Let the editor format your code for you
The book doesn’t mention code formatting, which is understandable for a first program but a gap worth closing early, because letting a tool handle formatting means you never argue with yourself about spacing again. The modern tool for this is Ruff. It’s a single, very fast tool that both formats your code and catches a wide class of mistakes, replacing the three or four separate tools people used to wire together.
Install its extension the same way you installed the Python one: open Extensions, search for Ruff, and install the official one, whose id is charliermarsh.ruff (Ruff and this extension are made by Astral).
Then tell VS Code to use it for Python files and to format every time you save. Because you’ll open a different project folder for each part of the book, put this in your User settings so it applies everywhere instead of repeating it in each project. Open the Command Palette with Command-Shift-P and run Preferences: Open User Settings (JSON). If that file is empty or just {}, replace its contents with the block below. If it already has settings, paste only the "[python]" entry (everything between the outer braces) inside the existing braces, with a comma after the previous entry:
{
"[python]": {
"editor.formatOnSave": true,
"editor.codeActionsOnSave": {
"source.fixAll.ruff": "explicit",
"source.organizeImports.ruff": "explicit"
},
"editor.defaultFormatter": "charliermarsh.ruff"
}
}
Because this lives in your User settings, it applies to every project folder you open. From now on, every time you save a Python file, Ruff tidies the formatting, applies safe fixes, and sorts your imports. You write roughly, save, and it comes out clean. For someone relearning the language, that’s one less thing to hold in your head while you focus on the actual code.

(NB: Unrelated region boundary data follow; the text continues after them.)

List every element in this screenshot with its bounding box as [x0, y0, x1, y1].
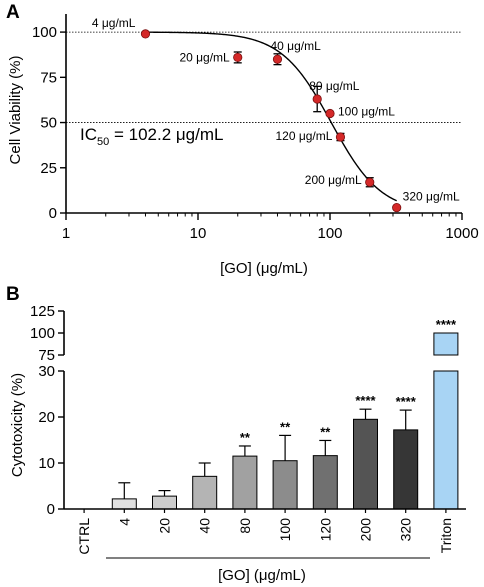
- significance-label: **: [280, 419, 291, 434]
- bar: [393, 429, 419, 510]
- category-label: Triton: [438, 518, 454, 553]
- point-label: 20 μg/mL: [179, 50, 230, 64]
- point-label: 320 μg/mL: [403, 190, 460, 204]
- category-label: 40: [197, 518, 213, 534]
- bar: [353, 418, 378, 510]
- point-label: 120 μg/mL: [275, 129, 332, 143]
- bar: [192, 475, 218, 510]
- y-tick-label: 0: [47, 501, 55, 518]
- panel-a: A Cell Viability (%) [GO] (μg/mL) IC50 =…: [6, 2, 479, 277]
- point-label: 200 μg/mL: [305, 173, 362, 187]
- category-label: 80: [237, 518, 253, 534]
- bar-lower-segment: [433, 370, 459, 510]
- x-tick-label: 1000: [445, 225, 478, 242]
- bar-upper-segment: [433, 332, 459, 356]
- bar: [152, 495, 177, 510]
- bar: [312, 455, 338, 510]
- y-tick-label: 30: [38, 363, 55, 380]
- data-point: [335, 132, 346, 142]
- ic50-annotation: IC50 = 102.2 μg/mL: [80, 125, 223, 148]
- bar: [111, 498, 137, 510]
- significance-label: ****: [355, 393, 376, 408]
- point-label: 4 μg/mL: [92, 16, 136, 30]
- panel-a-axes: 0 25 50 75 100 1 10 100 1000: [32, 14, 479, 242]
- y-tick-label: 100: [30, 325, 55, 342]
- y-tick-label: 50: [40, 115, 57, 132]
- category-label: 4: [116, 518, 132, 526]
- y-tick-label: 20: [38, 409, 55, 426]
- point-label: 100 μg/mL: [338, 105, 395, 119]
- data-point: [365, 177, 375, 187]
- panel-b-letter: B: [6, 284, 20, 305]
- significance-label: **: [240, 430, 251, 445]
- point-label: 80 μg/mL: [309, 79, 360, 93]
- x-tick-label: 1: [62, 225, 70, 242]
- y-tick-label: 125: [30, 303, 55, 320]
- bar: [232, 455, 258, 510]
- y-tick-label: 75: [40, 69, 57, 86]
- y-tick-label: 10: [38, 455, 55, 472]
- category-label: 120: [317, 518, 333, 542]
- x-tick-label: 100: [317, 225, 342, 242]
- panel-b: B Cytotoxicity (%) [GO] (μg/mL) CTRL 4 20 4…: [6, 284, 466, 584]
- significance-label: ****: [396, 394, 417, 409]
- category-label: 100: [277, 518, 293, 542]
- significance-label: ****: [436, 317, 457, 332]
- data-point: [312, 94, 322, 104]
- data-point: [272, 54, 283, 64]
- category-label: 320: [398, 518, 414, 542]
- panel-a-points: 4 μg/mL 20 μg/mL 40 μg/mL 80 μg/mL 100 μg/mL…: [92, 16, 460, 213]
- category-label: CTRL: [76, 518, 92, 555]
- panel-b-y-axis-title: Cytotoxicity (%): [9, 373, 26, 477]
- x-tick-label: 10: [190, 225, 207, 242]
- panel-a-y-axis-title: Cell Viability (%): [7, 56, 24, 165]
- data-point: [140, 29, 151, 39]
- y-tick-label: 75: [38, 347, 55, 364]
- category-label: 20: [157, 518, 173, 534]
- panel-a-x-axis-title: [GO] (μg/mL): [220, 260, 308, 277]
- bar: [272, 460, 298, 510]
- panel-a-letter: A: [6, 2, 20, 23]
- panel-b-bars: CTRL 4 20 40 ** 80 ** 100 ** 120 **** 200 **** 320 ***…: [76, 317, 459, 555]
- panel-b-x-axis-title: [GO] (μg/mL): [218, 567, 306, 584]
- data-point: [233, 52, 243, 63]
- data-point: [325, 108, 335, 119]
- significance-label: **: [320, 424, 331, 439]
- category-label: 200: [358, 518, 374, 542]
- panel-a-reference-lines: [66, 31, 462, 123]
- point-label: 40 μg/mL: [270, 39, 321, 53]
- y-tick-label: 100: [32, 24, 57, 41]
- y-tick-label: 0: [49, 205, 57, 222]
- fit-curve: [145, 31, 397, 202]
- data-point: [392, 202, 402, 213]
- y-tick-label: 25: [40, 160, 57, 177]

A couple of things worth grabbing from Appendix B
The book’s Appendix B has genuinely useful VS Code tips that are easy to miss. Two are worth doing now.

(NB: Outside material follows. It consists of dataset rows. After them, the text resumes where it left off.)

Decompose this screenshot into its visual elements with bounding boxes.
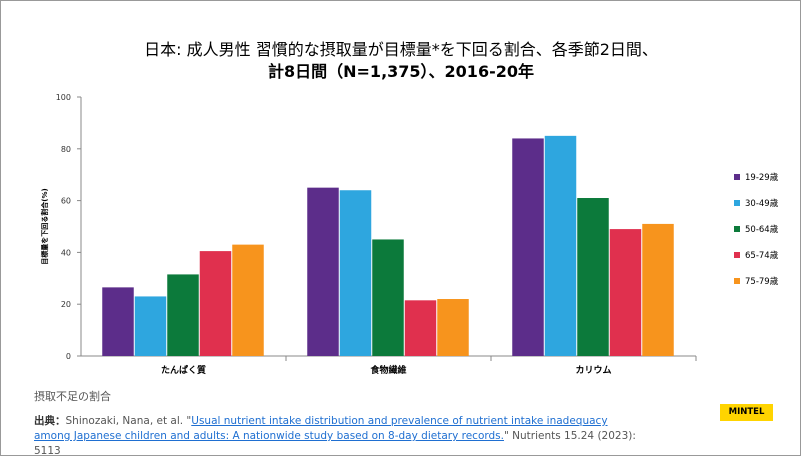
legend-swatch bbox=[734, 226, 740, 232]
legend-label: 30-49歳 bbox=[745, 198, 779, 209]
bar-50-64歳-カリウム bbox=[577, 198, 609, 356]
source-link[interactable]: Usual nutrient intake distribution and p… bbox=[34, 415, 608, 442]
bar-19-29歳-たんぱく質 bbox=[102, 287, 134, 356]
bar-19-29歳-食物繊維 bbox=[307, 187, 339, 356]
y-tick-label: 80 bbox=[61, 145, 71, 154]
y-tick-label: 100 bbox=[56, 93, 71, 102]
chart-note: 摂取不足の割合 bbox=[34, 390, 111, 403]
legend-label: 65-74歳 bbox=[745, 250, 779, 261]
mintel-logo: MINTEL bbox=[720, 404, 773, 421]
x-tick-label: 食物繊維 bbox=[369, 364, 406, 376]
y-tick-label: 0 bbox=[66, 352, 71, 361]
bar-75-79歳-たんぱく質 bbox=[232, 244, 264, 356]
x-tick-label: たんぱく質 bbox=[161, 364, 206, 376]
legend-swatch bbox=[734, 252, 740, 258]
y-tick-label: 20 bbox=[61, 300, 71, 309]
legend-label: 19-29歳 bbox=[745, 172, 779, 183]
y-tick-label: 40 bbox=[61, 248, 71, 257]
source-citation: 出典：Shinozaki, Nana, et al. "Usual nutrie… bbox=[34, 414, 644, 456]
title-line-2: 計8日間（N=1,375）、2016-20年 bbox=[268, 62, 534, 81]
x-tick-label: カリウム bbox=[575, 365, 611, 376]
legend-swatch bbox=[734, 174, 740, 180]
bar-65-74歳-食物繊維 bbox=[404, 300, 437, 356]
legend-label: 75-79歳 bbox=[745, 276, 779, 287]
chart-title: 日本: 成人男性 習慣的な摂取量が目標量*を下回る割合、各季節2日間、 計8日間… bbox=[101, 39, 701, 83]
bar-30-49歳-食物繊維 bbox=[339, 190, 372, 356]
legend-label: 50-64歳 bbox=[745, 224, 779, 235]
bar-75-79歳-カリウム bbox=[642, 223, 674, 356]
bar-30-49歳-カリウム bbox=[544, 135, 577, 356]
bar-19-29歳-カリウム bbox=[512, 138, 544, 356]
bar-50-64歳-たんぱく質 bbox=[167, 274, 199, 356]
bar-65-74歳-カリウム bbox=[609, 229, 642, 356]
y-axis-label: 目標量を下回る割合(%) bbox=[40, 188, 49, 264]
source-tail: " Nutrients 15.24 (2023): 5113 bbox=[34, 430, 636, 456]
source-label: 出典： bbox=[34, 415, 66, 427]
title-line-1: 日本: 成人男性 習慣的な摂取量が目標量*を下回る割合、各季節2日間、 bbox=[144, 40, 658, 59]
bar-75-79歳-食物繊維 bbox=[437, 299, 469, 356]
legend-swatch bbox=[734, 200, 740, 206]
bar-50-64歳-食物繊維 bbox=[372, 239, 404, 356]
source-authors: Shinozaki, Nana, et al. " bbox=[65, 415, 192, 427]
bar-65-74歳-たんぱく質 bbox=[199, 251, 232, 356]
bar-30-49歳-たんぱく質 bbox=[134, 296, 167, 356]
bar-chart: 0 20 40 60 80 100 目標量を下回る割合(%) たんぱく質 食物繊維 カリウム 19-… bbox=[40, 93, 779, 376]
legend-swatch bbox=[734, 278, 740, 284]
y-tick-label: 60 bbox=[61, 197, 71, 206]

Back in the first post I mentioned the book’s own admission that running a program shows “some additional output showing the Python interpreter that was used.” Appendix B is where it tells you how to quiet that down, by creating a launch.json and switching the console from integratedTerminal to internalConsole so you see only your program’s output. It’s a reasonable tweak, with one catch the book notes: the internal console can’t accept keyboard input, so once you reach the chapters that use input(), you’ll want the integrated terminal back. My advice is to leave the default alone while you’re learning. The extra line of output is harmless, and the integrated terminal is the one that always works.

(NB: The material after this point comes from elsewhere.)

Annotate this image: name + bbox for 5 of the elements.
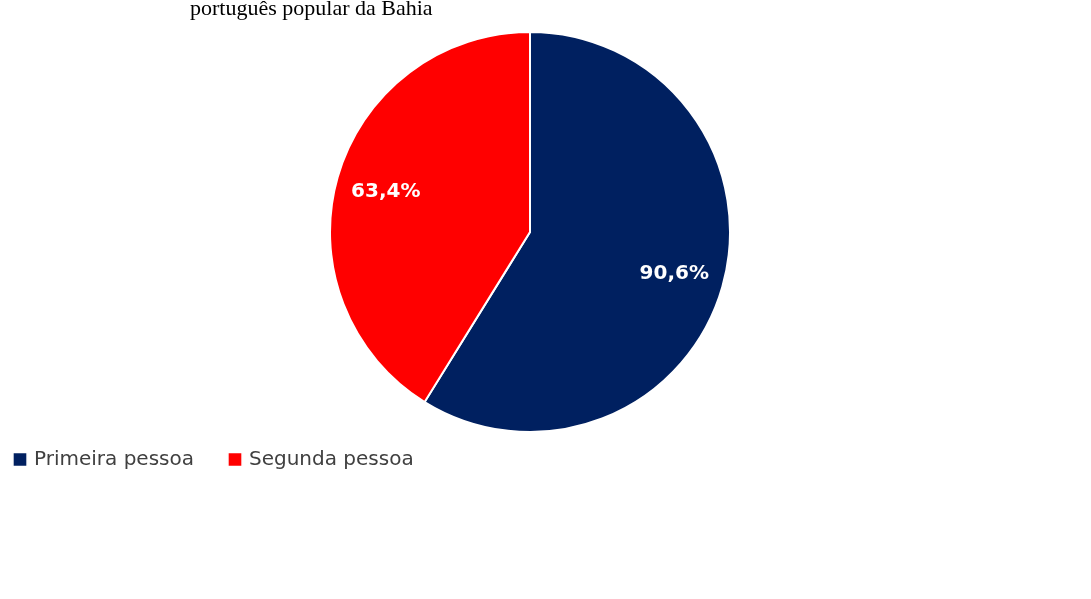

The other is the keyboard shortcuts, which are worth skimming in Appendix B: commenting a block with Command-/, indenting with Command-], and moving lines with Option and the arrow keys will cover most of what you do early on. Learn those three and add more as you notice yourself repeating an action.
How to keep following the book from here
You’re now fully set up to work through Python Crash Course in VS Code, with a few things quietly better than the book assumes.
When the book says to run a program with Control-F5, do exactly that. The only difference is that your program runs inside the project’s virtual environment instead of a single global Python, which is what you want. When you reach the chapters that install libraries, matplotlib, Django, pygame, open that project’s folder in VS Code, then open its integrated terminal and run the pip install there. Because VS Code already activated that project’s environment, the libraries land in the right place and the editor immediately knows about them.
What you’ve actually done
You installed a real editor through Homebrew, connected it to the per-project Python from the last post, and set it up to format your code for you every time you save. The book gets you VS Code and the Python extension; you’ve got those plus the wiring that makes them work with the environment you actually built.
That’s the foundation finished: a clean machine, a Python you control, isolated projects, and an editor that understands all of it. Next we start saving your work properly, with git.